|
Stress-Test Your Web Site With WCAT
Microsoft's Web Capacity Analysis Tool can help you answer the question, How many users can this thing handle?
by Keyur Shah
October 15, 2004
For This Solution: Microsoft Windows 2003 Server Resource Kit
You're on a small team racing to put a Web server-based application in production in time to meet an immovable deadline when a coworker asks you "How many users can this thing handle?" You can make an educated guess and hope the application is sufficiently efficient and the hardware is up to the task. Or, you can run tests to see how much it can really handle.
If the hardware in question is running Windows NT, 2000, or 2003 Server, you're in luck. Bundled with Windows 2003 Server and included in the Windows 2000 Server Resource Kit is a handy tool called Web Capacity Analysis Tool (WCAT) that allows you to stress-test your system before unleashing users on it. In particular, WCAT helps you understand the load your system can handle before it reaches the point that users find unacceptably slow.
Web testing consists primarily of two tasks. The first is to apply stress to the Web site and to measure the maximum requests per second that the Web server can handle. This is known as quantitative measurement.
The second task is to determine the resources that prevent the requests per second from going higher. These resources or factors can be hardware, such as CPU or memory constraints, or other variables, such as Web server configuration settings.
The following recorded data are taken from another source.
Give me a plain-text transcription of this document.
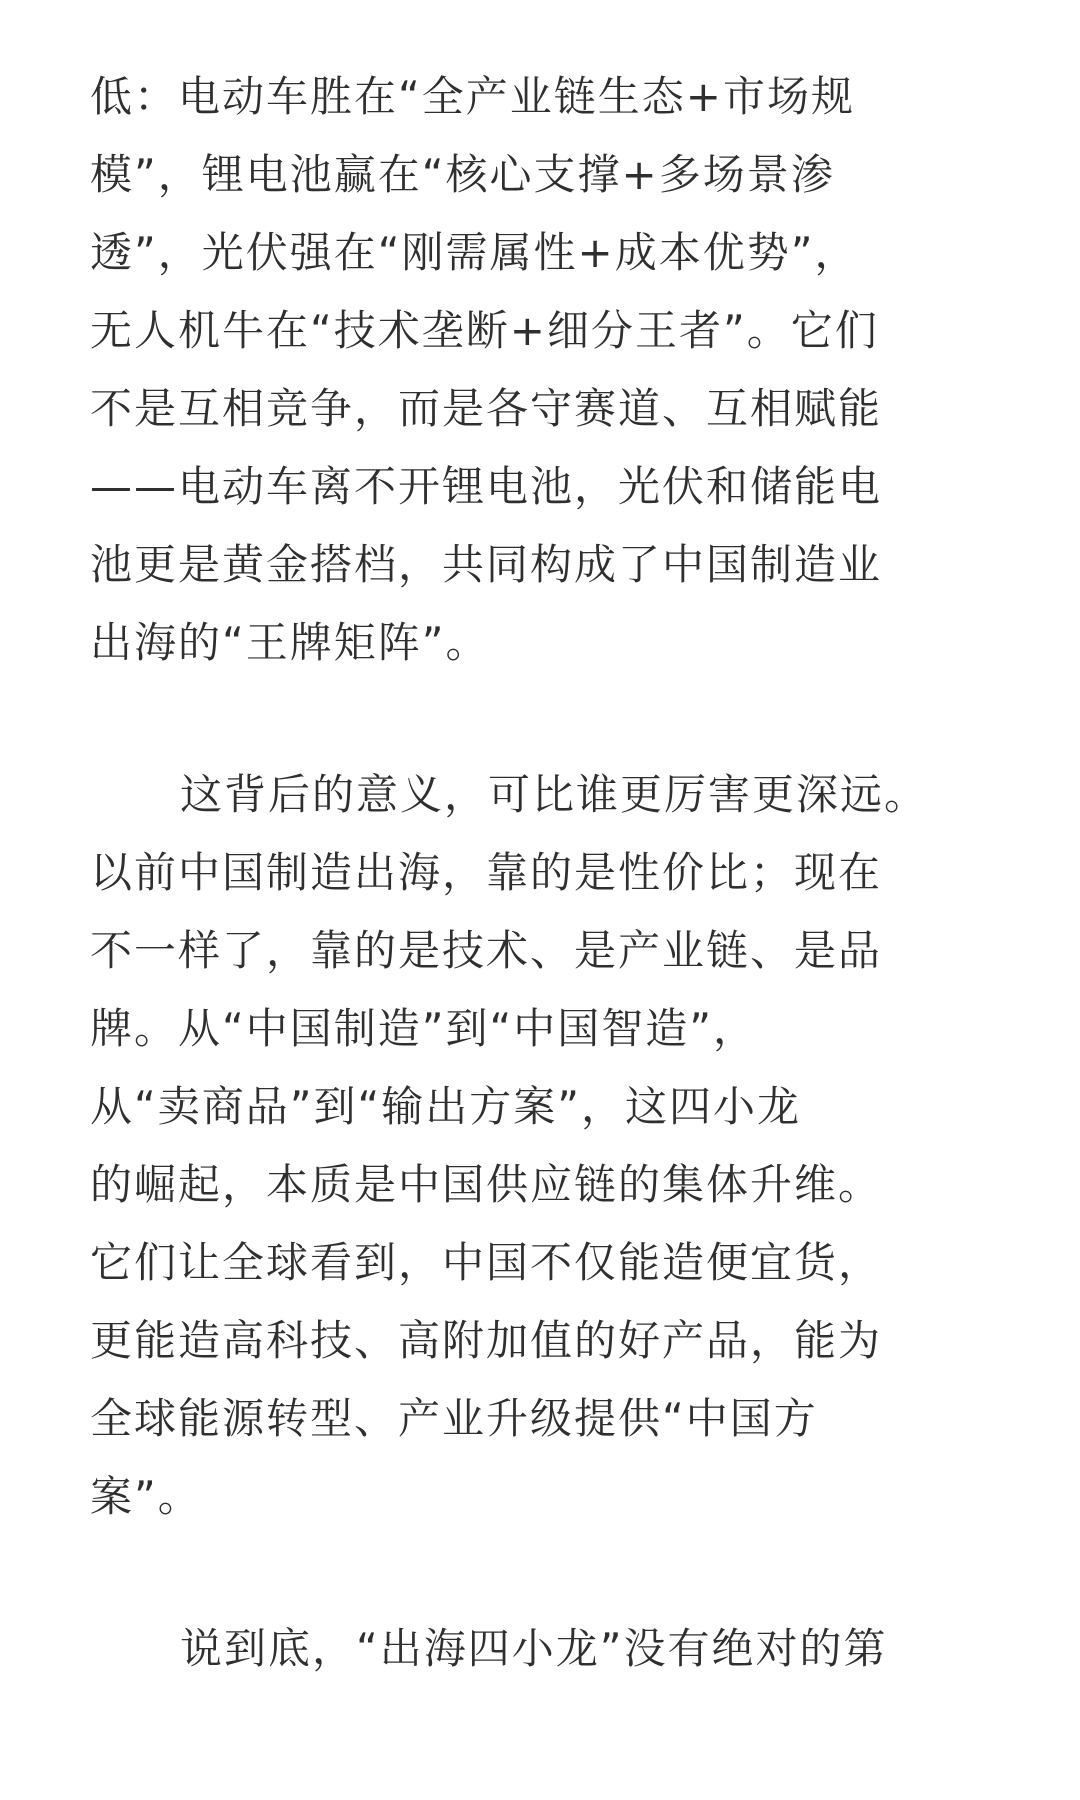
低：电动车胜在“全产业链生态+市场规
模”，锂电池赢在“核心支撑+多场景渗
透”，光伏强在“刚需属性+成本优势”，
无人机牛在“技术垄断+细分王者”。它们
不是互相竞争，而是各守赛道、互相赋能
——电动车离不开锂电池，光伏和储能电
池更是黄金搭档，共同构成了中国制造业
出海的“王牌矩阵”。
这背后的意义，可比谁更厉害更深远。
以前中国制造出海，靠的是性价比；现在
不一样了，靠的是技术、是产业链、是品
牌。从“中国制造”到“中国智造”，
从“卖商品”到“输出方案”，这四小龙
的崛起，本质是中国供应链的集体升维。
它们让全球看到，中国不仅能造便宜货，
更能造高科技、高附加值的好产品，能为
全球能源转型、产业升级提供“中国方
案”。
说到底，“出海四小龙”没有绝对的第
This second task involves more exercise and interpretation than the first.
To determine how much load a server can handle, you need to increase the stress on the Web server until the requests per second start to fall off. Usually, requests per second continue at a steady rate and then fall off rapidly and without warning. Placed in a graph, the data will look like a hockey stick where the inflection point is where responsiveness takes a dive. Dial back the level of stress and you'll see a rise in requests per second. The point just before the bend in the hockey stick is the maximum load the system can achieve in its present configuration.
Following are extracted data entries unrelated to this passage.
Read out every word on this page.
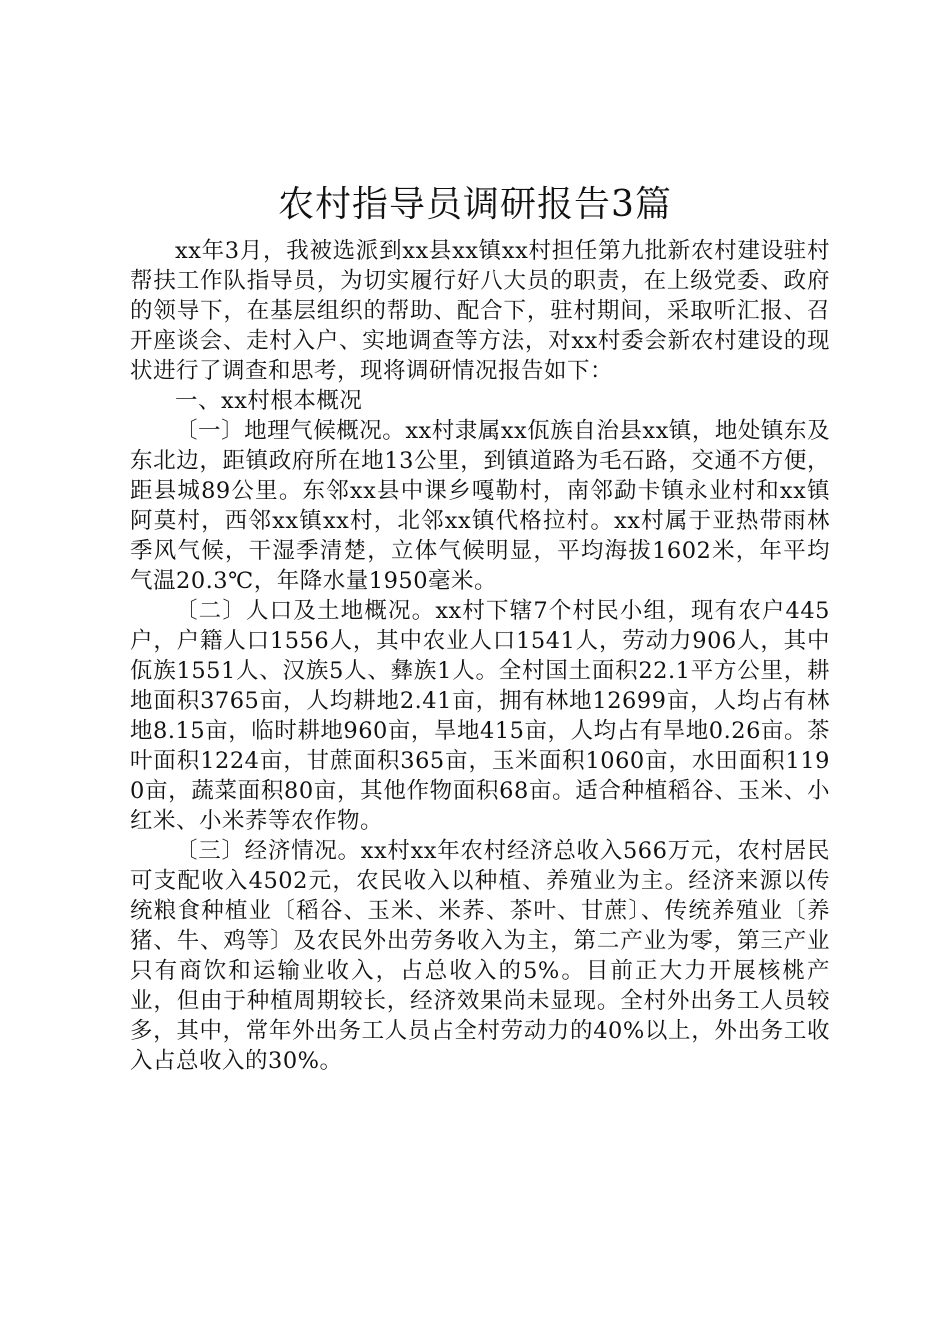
农村指导员调研报告3篇

xx年3月，我被选派到xx县xx镇xx村担任第九批新农村建设驻村帮扶工作队指导员，为切实履行好八大员的职责，在上级党委、政府的领导下，在基层组织的帮助、配合下，驻村期间，采取听汇报、召开座谈会、走村入户、实地调查等方法，对xx村委会新农村建设的现状进行了调查和思考，现将调研情况报告如下：

一、xx村根本概况

〔一〕地理气候概况。xx村隶属xx佤族自治县xx镇，地处镇东及东北边，距镇政府所在地13公里，到镇道路为毛石路，交通不方便，距县城89公里。东邻xx县中课乡嘎勒村，南邻勐卡镇永业村和xx镇阿莫村，西邻xx镇xx村，北邻xx镇代格拉村。xx村属于亚热带雨林季风气候，干湿季清楚，立体气候明显，平均海拔1602米，年平均气温20.3℃，年降水量1950毫米。

〔二〕人口及土地概况。xx村下辖7个村民小组，现有农户445户，户籍人口1556人，其中农业人口1541人，劳动力906人，其中佤族1551人、汉族5人、彝族1人。全村国土面积22.1平方公里，耕地面积3765亩，人均耕地2.41亩，拥有林地12699亩，人均占有林地8.15亩，临时耕地960亩，旱地415亩，人均占有旱地0.26亩。茶叶面积1224亩，甘蔗面积365亩，玉米面积1060亩，水田面积1190亩，蔬菜面积80亩，其他作物面积68亩。适合种植稻谷、玉米、小红米、小米荞等农作物。

〔三〕经济情况。xx村xx年农村经济总收入566万元，农村居民可支配收入4502元，农民收入以种植、养殖业为主。经济来源以传统粮食种植业〔稻谷、玉米、米荞、茶叶、甘蔗〕、传统养殖业〔养猪、牛、鸡等〕及农民外出劳务收入为主，第二产业为零，第三产业只有商饮和运输业收入，占总收入的5%。目前正大力开展核桃产业，但由于种植周期较长，经济效果尚未显现。全村外出务工人员较多，其中，常年外出务工人员占全村劳动力的40%以上，外出务工收入占总收入的30%。
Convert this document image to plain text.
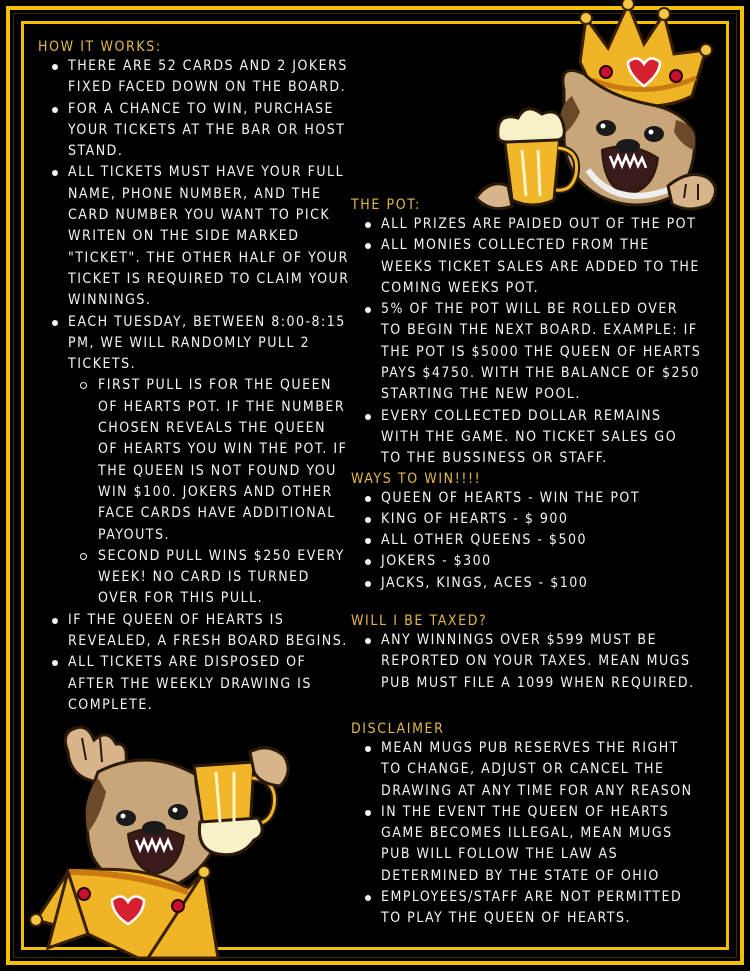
HOW IT WORKS:
THERE ARE 52 CARDS AND 2 JOKERS FIXED FACED DOWN ON THE BOARD.
FOR A CHANCE TO WIN, PURCHASE YOUR TICKETS AT THE BAR OR HOST STAND.
ALL TICKETS MUST HAVE YOUR FULL NAME, PHONE NUMBER, AND THE CARD NUMBER YOU WANT TO PICK WRITEN ON THE SIDE MARKED "TICKET". THE OTHER HALF OF YOUR TICKET IS REQUIRED TO CLAIM YOUR WINNINGS.
EACH TUESDAY, BETWEEN 8:00-8:15 PM, WE WILL RANDOMLY PULL 2 TICKETS.
FIRST PULL IS FOR THE QUEEN OF HEARTS POT. IF THE NUMBER CHOSEN REVEALS THE QUEEN OF HEARTS YOU WIN THE POT. IF THE QUEEN IS NOT FOUND YOU WIN $100. JOKERS AND OTHER FACE CARDS HAVE ADDITIONAL PAYOUTS.
SECOND PULL WINS $250 EVERY WEEK! NO CARD IS TURNED OVER FOR THIS PULL.
IF THE QUEEN OF HEARTS IS REVEALED, A FRESH BOARD BEGINS.
ALL TICKETS ARE DISPOSED OF AFTER THE WEEKLY DRAWING IS COMPLETE.
THE POT:
ALL PRIZES ARE PAIDED OUT OF THE POT
ALL MONIES COLLECTED FROM THE WEEKS TICKET SALES ARE ADDED TO THE COMING WEEKS POT.
5% OF THE POT WILL BE ROLLED OVER TO BEGIN THE NEXT BOARD. EXAMPLE: IF THE POT IS $5000 THE QUEEN OF HEARTS PAYS $4750. WITH THE BALANCE OF $250 STARTING THE NEW POOL.
EVERY COLLECTED DOLLAR REMAINS WITH THE GAME. NO TICKET SALES GO TO THE BUSSINESS OR STAFF.
WAYS TO WIN!!!!
QUEEN OF HEARTS - WIN THE POT
KING OF HEARTS - $ 900
ALL OTHER QUEENS - $500
JOKERS - $300
JACKS, KINGS, ACES - $100
WILL I BE TAXED?
ANY WINNINGS OVER $599 MUST BE REPORTED ON YOUR TAXES. MEAN MUGS PUB MUST FILE A 1099 WHEN REQUIRED.
DISCLAIMER
MEAN MUGS PUB RESERVES THE RIGHT TO CHANGE, ADJUST OR CANCEL THE DRAWING AT ANY TIME FOR ANY REASON
IN THE EVENT THE QUEEN OF HEARTS GAME BECOMES ILLEGAL, MEAN MUGS PUB WILL FOLLOW THE LAW AS DETERMINED BY THE STATE OF OHIO
EMPLOYEES/STAFF ARE NOT PERMITTED TO PLAY THE QUEEN OF HEARTS.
To improve performance, a knee-jerk reaction is to draft an RFP for a server with a more muscular CPU. However, by digging deeper into your data you will probably find the CPU is not the bottleneck. Many other resources play an important role in throttling performance, such as RAM, network bandwidth, memory leaks in the application, poor database design, and so on.
One way to load test is do so manually using approximately 20 volunteers at PCs in a lab network who pound on your application while you observe the effects.
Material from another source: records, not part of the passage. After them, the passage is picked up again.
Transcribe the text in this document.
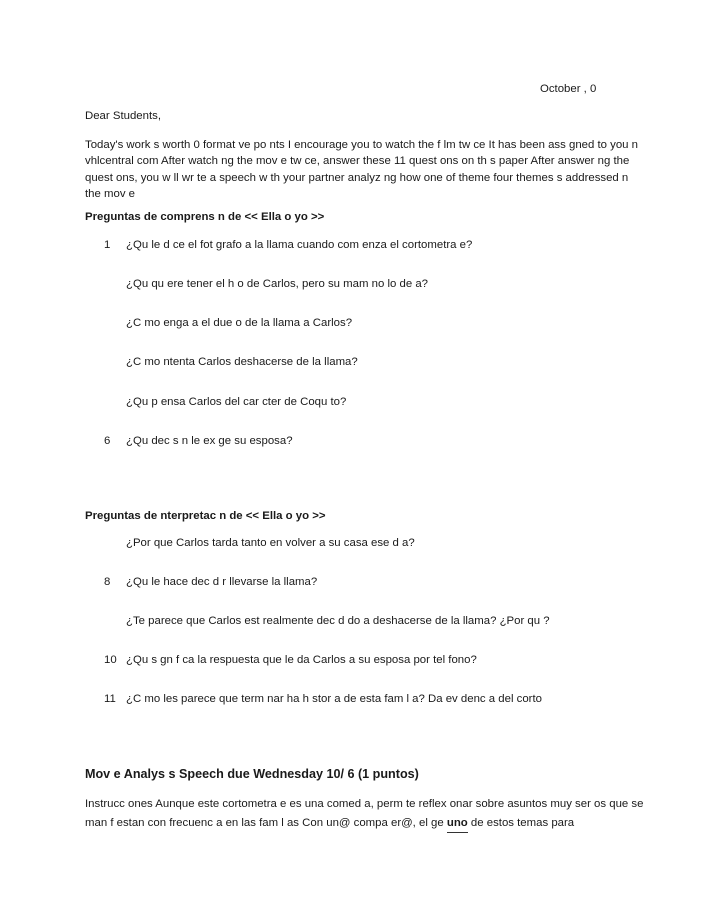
October , 0
Dear Students,
Today's work s worth 0 format ve po nts I encourage you to watch the f lm tw ce It has been ass gned to you n vhlcentral com After watch ng the mov e tw ce, answer these 11 quest ons on th s paper After answer ng the quest ons, you w ll wr te a speech w th your partner analyz ng how one of theme four themes s addressed n the mov e
Preguntas de comprens n de << Ella o yo >>
1 ¿Qu le d ce el fot grafo a la llama cuando com enza el cortometra e?
¿Qu qu ere tener el h o de Carlos, pero su mam no lo de a?
¿C mo enga a el due o de la llama a Carlos?
¿C mo ntenta Carlos deshacerse de la llama?
¿Qu p ensa Carlos del car cter de Coqu to?
6 ¿Qu dec s n le ex ge su esposa?
Preguntas de nterpretac n de << Ella o yo >>
¿Por que Carlos tarda tanto en volver a su casa ese d a?
8 ¿Qu le hace dec d r llevarse la llama?
¿Te parece que Carlos est realmente dec d do a deshacerse de la llama? ¿Por qu ?
10 ¿Qu s gn f ca la respuesta que le da Carlos a su esposa por tel fono?
11 ¿C mo les parece que term nar ha h stor a de esta fam l a? Da ev denc a del corto
Mov e Analys s Speech due Wednesday 10/ 6 (1 puntos)
Instrucc ones Aunque este cortometra e es una comed a, perm te reflex onar sobre asuntos muy ser os que se man f estan con frecuenc a en las fam l as Con un@ compa er@, el ge uno de estos temas para
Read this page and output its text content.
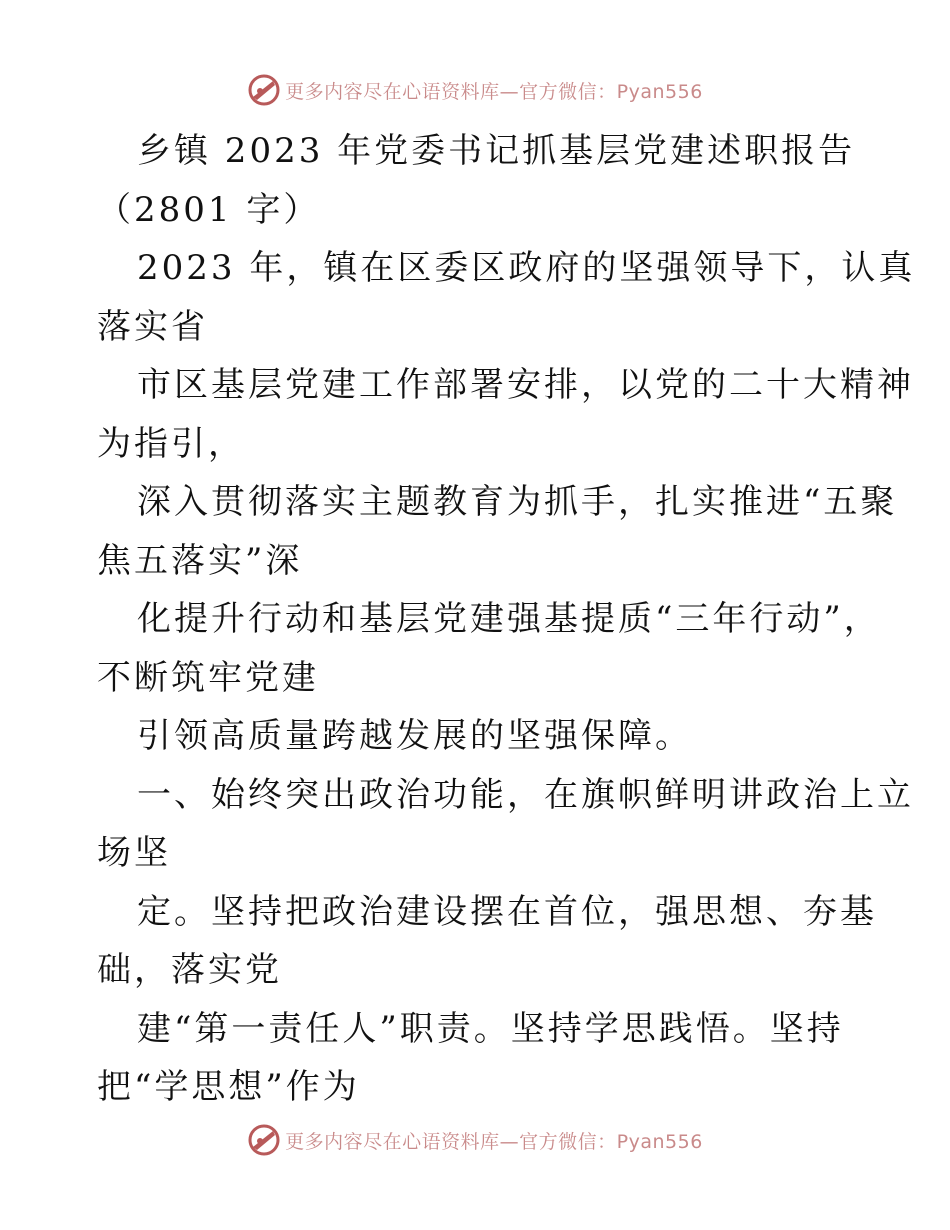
更多内容尽在心语资料库—官方微信：Pyan556
乡镇 2023 年党委书记抓基层党建述职报告
（2801 字）
2023 年，镇在区委区政府的坚强领导下，认真
落实省
市区基层党建工作部署安排，以党的二十大精神
为指引，
深入贯彻落实主题教育为抓手，扎实推进“五聚
焦五落实”深
化提升行动和基层党建强基提质“三年行动”，
不断筑牢党建
引领高质量跨越发展的坚强保障。
一、始终突出政治功能，在旗帜鲜明讲政治上立
场坚
定。坚持把政治建设摆在首位，强思想、夯基
础，落实党
建“第一责任人”职责。坚持学思践悟。坚持
把“学思想”作为
更多内容尽在心语资料库—官方微信：Pyan556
A better way is to use WCAT, or an automated tool like it such as Microsoft's Web Application Stress Tool, and third-party tools such as LoadRunner or Empirix. WCAT generates hard performance numbers that help the team visualize exactly where performance bottlenecks reside and how overall performance is affected by the use of complex HTML, adding images, using a RAID, or changing other variables. Most test workbenches consist of four elements:
- Software that allows one machine to simulate many clients. You need to vary the test load by altering the number of clients submitting requests. The goal is to find the threshold where the server hardware and software become unusable.
- A test script or set of scripts that put the software through its paces. A script is a test scenario and the steps a client takes to navigate Web pages and appropriate input for HTML fields. You create different scripts to depict different uses.
- A log file to record data. Typical items stored are counters and results.
- A separate, high-speed LAN to avoid any bottlenecks introduced by the network hardware or other traffic competing for bandwidth. As you may recall from high school chemistry, you need to control variables when conducting a science experiment or risk gathering irreproducible, useless data.
Used properly, you can expect WCAT to help you learn the optimum network configuration, which would further guide you in capacity planning for the Web servers. It can also help assure efficient code practices and proper database configuration.
Getting back to our opening scenario, it's safe to assume that during the initial launch, traffic will be moderate (the chance of a Slashdotting are low) and the Web applications and server would not suffer performance issues. However, we expect traffic to grow and double in the first 12 months. As traffic grows, we must anticipate its effect on performance.